On the other hand, when the step size is smaller (in this example, 0.5 or smaller), then the Metropolis algorithm behaves similarly to the Gibbs sampler case (with the possibility of exploring the spurious mode for certain initializations).

#First initialization
mu1_init = 0.0
mu2_init = 3.0

#Second initialization
#mu1_init = 4.0
#mu2_init = 3.0

#Random Initialization
#mu1_init = np.random.uniform(-5, 5)
#mu2_init = np.random.uniform(-5, 5)

#Fourth Initialization
#mu1_init = 4.0
#mu2_init = 4.0

res_rwm = rwm_mixture(y, mu1_init=mu1_init, mu2_init=mu2_init, q=0.7, n_iter=100000, step_size = 0.5)

print("Acceptance rate:", res_rwm["accept_rate"])

plt.figure(figsize=(6,5))
plt.contour(M1, M2, LL, levels=100)

burn = 0
mu1_post = res_rwm["mu1"][burn:]
mu2_post = res_rwm["mu2"][burn:]

plt.plot(mu1_post, mu2_post, linewidth=0.5, alpha=0.5)
plt.scatter(mu1_post, mu2_post, s=5, alpha=0.5)

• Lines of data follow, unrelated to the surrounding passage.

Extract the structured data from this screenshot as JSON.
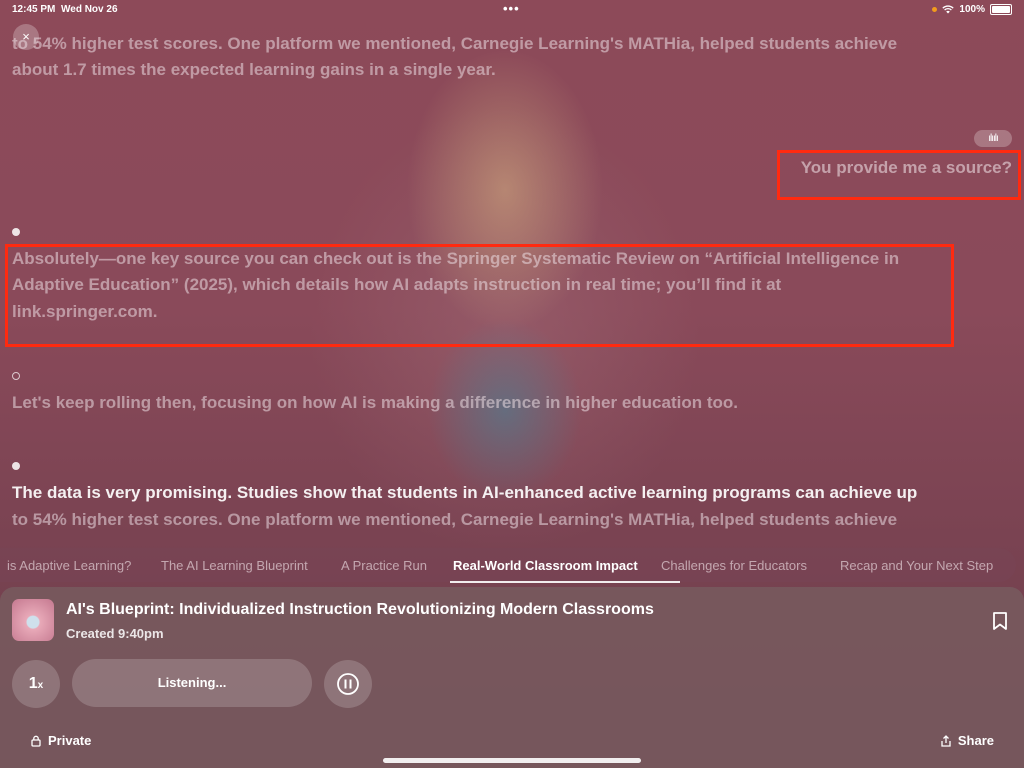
{
  "status_bar": {
    "time": "12:45 PM",
    "date": "Wed Nov 26",
    "battery": "100%",
    "more": "•••"
  },
  "close_icon": "×",
  "transcript": {
    "top_line_1": "to 54% higher test scores. One platform we mentioned, Carnegie Learning's MATHia, helped students achieve",
    "top_line_2": "about 1.7 times the expected learning gains in a single year.",
    "voice_icon": "ılıılı",
    "user_message": "You provide me a source?",
    "answer_line_1": "Absolutely—one key source you can check out is the Springer Systematic Review on “Artificial Intelligence in",
    "answer_line_2": "Adaptive Education” (2025), which details how AI adapts instruction in real time; you’ll find it at",
    "answer_line_3": "link.springer.com.",
    "next_line": "Let's keep rolling then, focusing on how AI is making a difference in higher education too.",
    "current_line_1": "The data is very promising. Studies show that students in AI-enhanced active learning programs can achieve up",
    "current_line_2": "to 54% higher test scores. One platform we mentioned, Carnegie Learning's MATHia, helped students achieve"
  },
  "chapters": [
    {
      "label": "is Adaptive Learning?"
    },
    {
      "label": "The AI Learning Blueprint"
    },
    {
      "label": "A Practice Run"
    },
    {
      "label": "Real-World Classroom Impact"
    },
    {
      "label": "Challenges for Educators"
    },
    {
      "label": "Recap and Your Next Step"
    }
  ],
  "player": {
    "title": "AI's Blueprint: Individualized Instruction Revolutionizing Modern Classrooms",
    "created": "Created 9:40pm",
    "speed": "1",
    "speed_unit": "x",
    "listening": "Listening...",
    "private_label": "Private",
    "share_label": "Share"
  },
  "colors": {
    "highlight_box": "#ff2a10",
    "background": "#8a4a5a"
  }
}
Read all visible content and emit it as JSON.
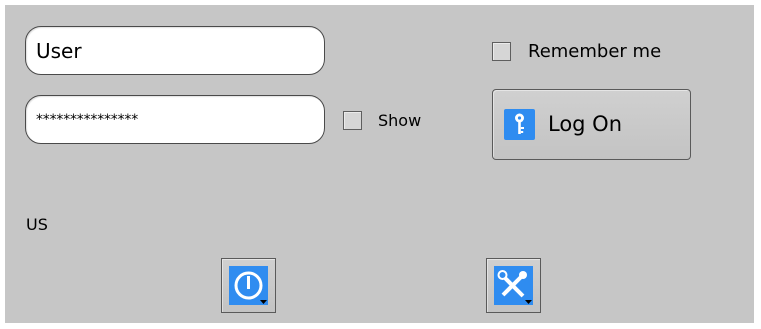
{
  "login": {
    "username_value": "User",
    "password_masked": "***************",
    "show_label": "Show",
    "remember_label": "Remember me",
    "logon_label": "Log On",
    "keyboard_layout": "US"
  },
  "icons": {
    "logon": "key-icon",
    "power": "power-icon",
    "tools": "tools-icon",
    "menu_indicator": "dropdown-arrow-icon"
  },
  "colors": {
    "background": "#c6c6c6",
    "field": "#ffffff",
    "accent": "#2f8cf0"
  }
}
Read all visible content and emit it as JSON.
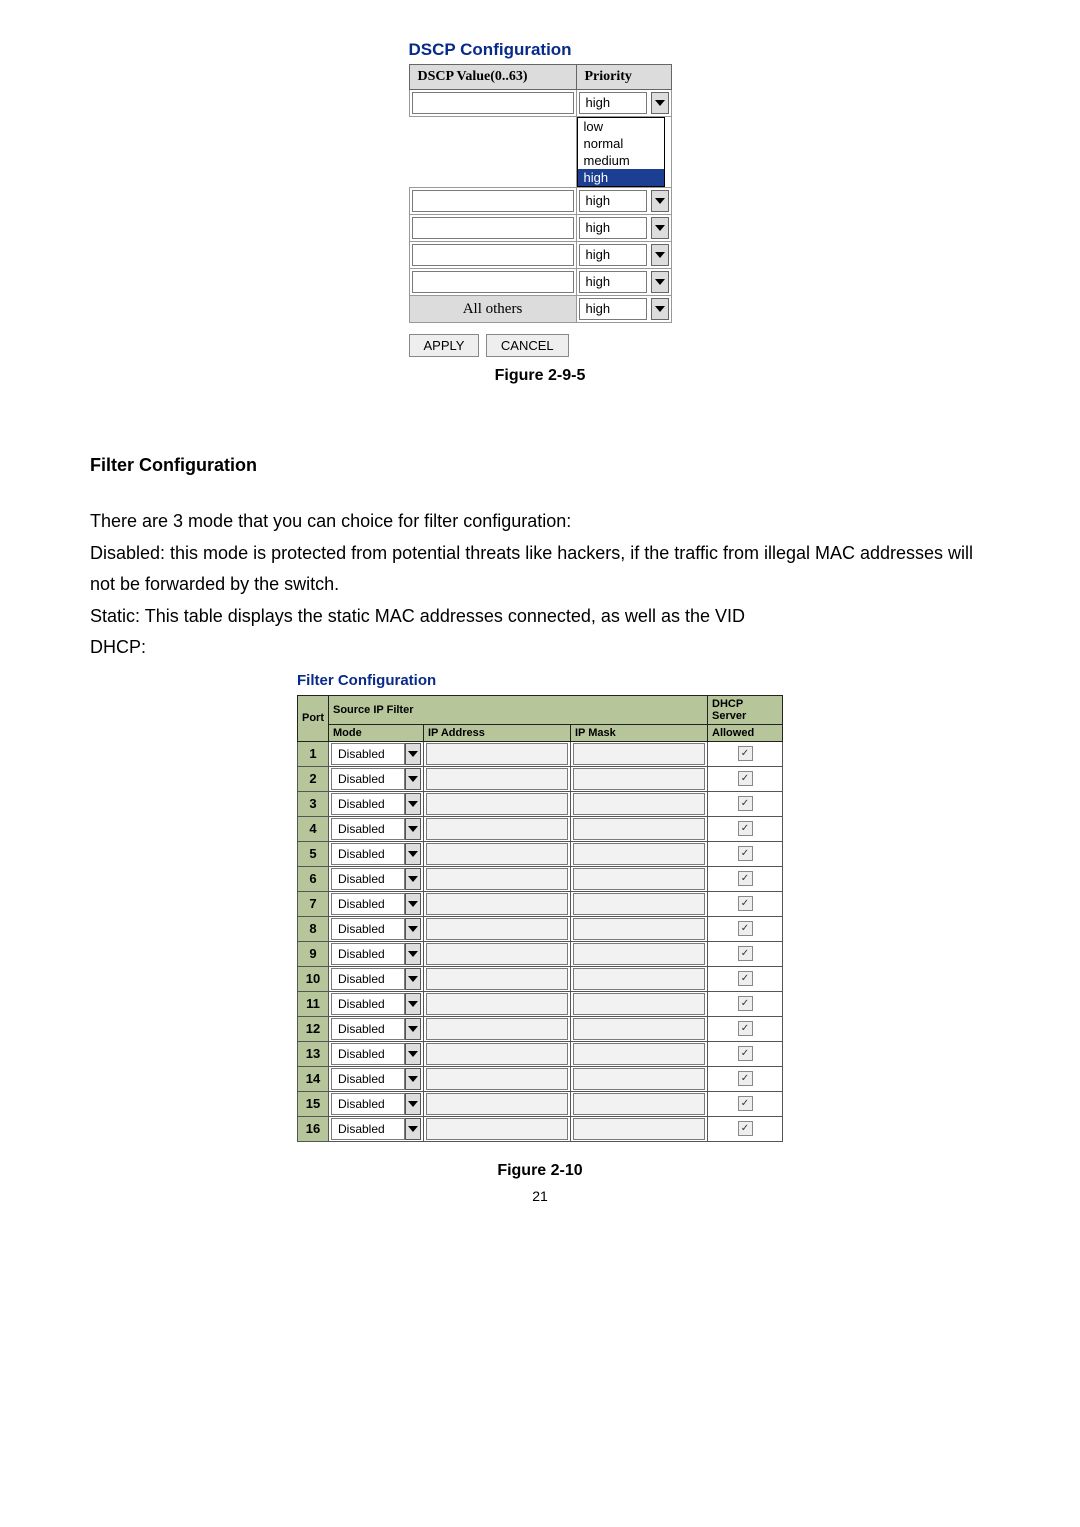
{
  "dscp": {
    "title": "DSCP Configuration",
    "col_value": "DSCP Value(0..63)",
    "col_priority": "Priority",
    "open_options": [
      "low",
      "normal",
      "medium",
      "high"
    ],
    "open_selected": "high",
    "rows_closed_value": "high",
    "all_others_label": "All others",
    "all_others_value": "high",
    "apply_label": "APPLY",
    "cancel_label": "CANCEL",
    "figure_label": "Figure 2-9-5"
  },
  "section": {
    "heading": "Filter Configuration",
    "para1": "There are 3 mode that you can choice for filter configuration:",
    "para2": "Disabled: this mode is protected from potential threats like hackers, if the traffic from illegal MAC addresses will not be forwarded by the switch.",
    "para3": "Static: This table displays the static MAC addresses connected, as well as the VID",
    "para4": "DHCP:"
  },
  "filter": {
    "title": "Filter Configuration",
    "col_port": "Port",
    "col_source": "Source IP Filter",
    "col_mode": "Mode",
    "col_ip": "IP Address",
    "col_mask": "IP Mask",
    "col_dhcp_top": "DHCP Server",
    "col_dhcp_bottom": "Allowed",
    "mode_value": "Disabled",
    "row_count": 16,
    "figure_label": "Figure 2-10"
  },
  "page_number": "21"
}
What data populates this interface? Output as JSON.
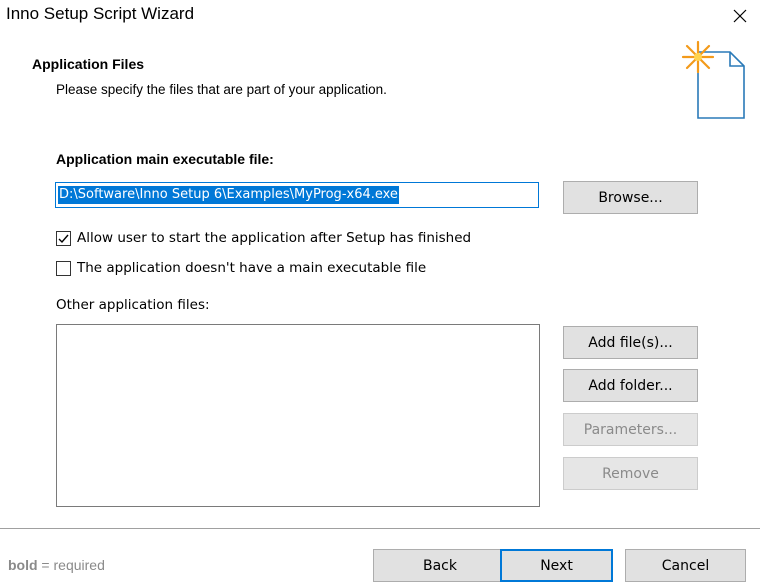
{
  "window": {
    "title": "Inno Setup Script Wizard",
    "close_icon": "close-icon"
  },
  "header": {
    "title": "Application Files",
    "description": "Please specify the files that are part of your application.",
    "icon": "wizard-document-icon"
  },
  "main_exe": {
    "label": "Application main executable file:",
    "value": "D:\\Software\\Inno Setup 6\\Examples\\MyProg-x64.exe",
    "browse_label": "Browse..."
  },
  "options": {
    "allow_start": {
      "label": "Allow user to start the application after Setup has finished",
      "checked": true
    },
    "no_main_exe": {
      "label": "The application doesn't have a main executable file",
      "checked": false
    }
  },
  "other_files": {
    "label": "Other application files:",
    "add_files_label": "Add file(s)...",
    "add_folder_label": "Add folder...",
    "parameters_label": "Parameters...",
    "remove_label": "Remove"
  },
  "footer": {
    "legend_bold": "bold",
    "legend_rest": " = required",
    "back_label": "Back",
    "next_label": "Next",
    "cancel_label": "Cancel"
  },
  "colors": {
    "accent": "#0078d7",
    "button_face": "#e1e1e1",
    "disabled_text": "#8a8a8a"
  }
}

plt.scatter(mu1_init, mu2_init, s=60, marker='x', label='start')
plt.scatter(res_rwm["mu1"][-1], res_rwm["mu2"][-1], s=60, marker='*', label='end')

plt.xlabel(r'$\mu_1$')
plt.ylabel(r'$\mu_2$')
plt.title("Log-likelihood contours with RWM samples")

plt.legend()
plt.show()

Acceptance rate: 0.04914

Overall, the summary from this simple simulation exercise is that the Gibbs sampler is sensitive to initialization in this simple mixture model. The Random-Walk Metropolis algorithm works with a large enough scale for the proposal chain.